16. The bus bar assembly of claim 14, wherein the holding apparatus comprises:

a first bracket having a first base joined between a pair of outwardly-extending arms with first engagement structures, respectively, the first bracket being disposed over the housing with the first base disposed against the housing; and

a second bracket having a second base with side flanges that include second engagement structures, respectively, the second base of the second bracket being disposed against the second surface of the first bus bar; and

wherein the first and second brackets are connected together by the interlocking of the first and second engagement structures, with the housing and the bus bar being clamped between the first and second bases.

17. The bus bar assembly of claim 14, wherein the holding apparatus comprises:

a track bracket and a plurality of lugs joined to opposing sides of the housing, the track bracket including a base with opposing sides having track structures extending upwardly therefrom, the track structures having slots formed by cammed edges, respectively; and

wherein the second surface of the first bus bar is disposed on the base of the track bracket and the lugs of the housing are disposed in the slots of the track structures, respectively, the interaction of the lugs with the cammed edges of the track structures pressing the coil contacts against the first surface of the first bus bar.

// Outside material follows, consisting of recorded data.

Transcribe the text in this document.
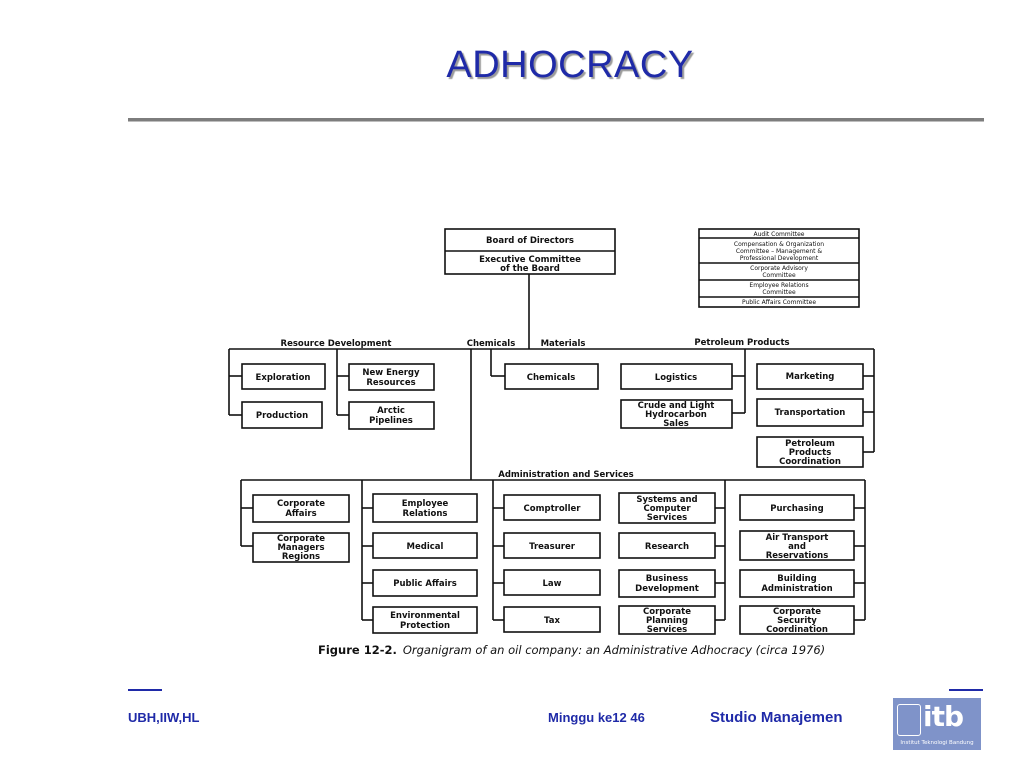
ADHOCRACY
Board of Directors
Executive Committee
of the Board
Audit Committee
Compensation & Organization
Committee – Management &
Professional Development
Corporate Advisory
Committee
Employee Relations
Committee
Public Affairs Committee
Resource Development	Chemicals	Materials	Petroleum Products
Administration and Services
Exploration
Production
New Energy
Resources
Arctic
Pipelines
Chemicals	Logistics
Crude and Light
Hydrocarbon
Sales
Marketing
Transportation
Petroleum
Products
Coordination
Corporate
Affairs
Corporate
Managers
Regions
Employee
Relations
Medical
Public Affairs
Environmental
Protection
Comptroller
Treasurer
Law
Tax
Systems and
Computer
Services
Research
Business
Development
Corporate
Planning
Services
Purchasing
Air Transport
and
Reservations
Building
Administration
Corporate
Security
Coordination
Figure 12-2. Organigram of an oil company: an Administrative Adhocracy (circa 1976)
UBH,IIW,HL	Minggu ke12 46	Studio Manajemen	itb
Institut Teknologi Bandung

18. A method of connecting together the bus bar to the electrical component using the connector assembly of claim 1, the method comprising:

placing a first component of the holding apparatus against a second surface of the bus bar; and

positioning the housing relative to the bus bar such that the one or more coil contacts are disposed against a first surface of the bus bar; and

wherein the first and second surfaces of the bus bar are planar and are opposite each other.

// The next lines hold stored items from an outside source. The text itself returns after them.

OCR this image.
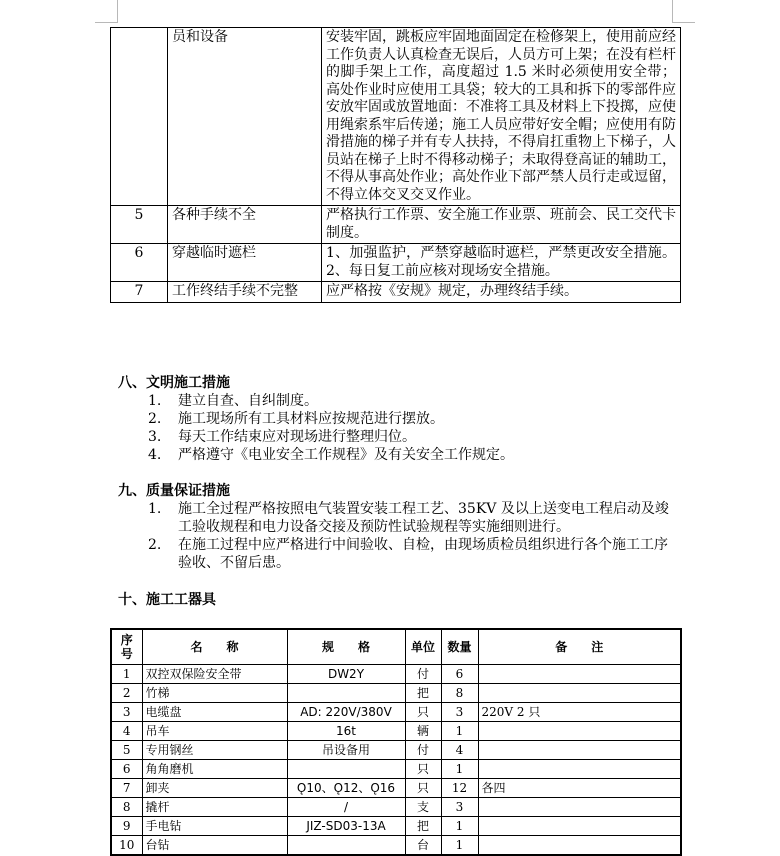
	员和设备	安装牢固，跳板应牢固地面固定在检修架上，使用前应经工作负责人认真检查无误后，人员方可上架；在没有栏杆的脚手架上工作，高度超过 1.5 米时必须使用安全带；高处作业时应使用工具袋；较大的工具和拆下的零部件应安放牢固或放置地面：不准将工具及材料上下投掷，应使用绳索系牢后传递；施工人员应带好安全帽；应使用有防滑措施的梯子并有专人扶持，不得肩扛重物上下梯子，人员站在梯子上时不得移动梯子；未取得登高证的辅助工，不得从事高处作业；高处作业下部严禁人员行走或逗留，不得立体交叉交叉作业。
5	各种手续不全	严格执行工作票、安全施工作业票、班前会、民工交代卡制度。
6	穿越临时遮栏	1、加强监护，严禁穿越临时遮栏，严禁更改安全措施。2、每日复工前应核对现场安全措施。
7	工作终结手续不完整	应严格按《安规》规定，办理终结手续。
八、文明施工措施
1. 建立自查、自纠制度。
2. 施工现场所有工具材料应按规范进行摆放。
3. 每天工作结束应对现场进行整理归位。
4. 严格遵守《电业安全工作规程》及有关安全工作规定。
九、质量保证措施
1. 施工全过程严格按照电气装置安装工程工艺、35KV 及以上送变电工程启动及竣工验收规程和电力设备交接及预防性试验规程等实施细则进行。
2. 在施工过程中应严格进行中间验收、自检，由现场质检员组织进行各个施工工序验收、不留后患。
十、施工工器具
序号	名　　称	规　　格	单位	数量	备　　注
1	双控双保险安全带	DW2Y	付	6	
2	竹梯		把	8	
3	电缆盘	AD: 220V/380V	只	3	220V 2 只
4	吊车	16t	辆	1	
5	专用钢丝	吊设备用	付	4	
6	角角磨机		只	1	
7	卸夹	Ǫ10、Ǫ12、Ǫ16	只	12	各四
8	撬杆	/	支	3	
9	手电钻	JIZ-SD03-13A	把	1	
10	台钻		台	1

19. The method of claim 18, further comprising:

placing a second component of the holding apparatus against the housing; and

fastening the second component of the holding apparatus to the first component of the holding apparatus, thereby clamping the housing and the bus bar together.

20. The method of claim 18, wherein positioning the housing comprises aligning a second component of the holding apparatus with the first component of the holding apparatus and moving the housing and the bus bar together in a direction parallel to a longitudinal axis of the bus bar, which causes the first and second components to move relative to each other, thereby moving the housing toward the bus bar and pressing the one or more coil contacts against the first surface of the bus bar.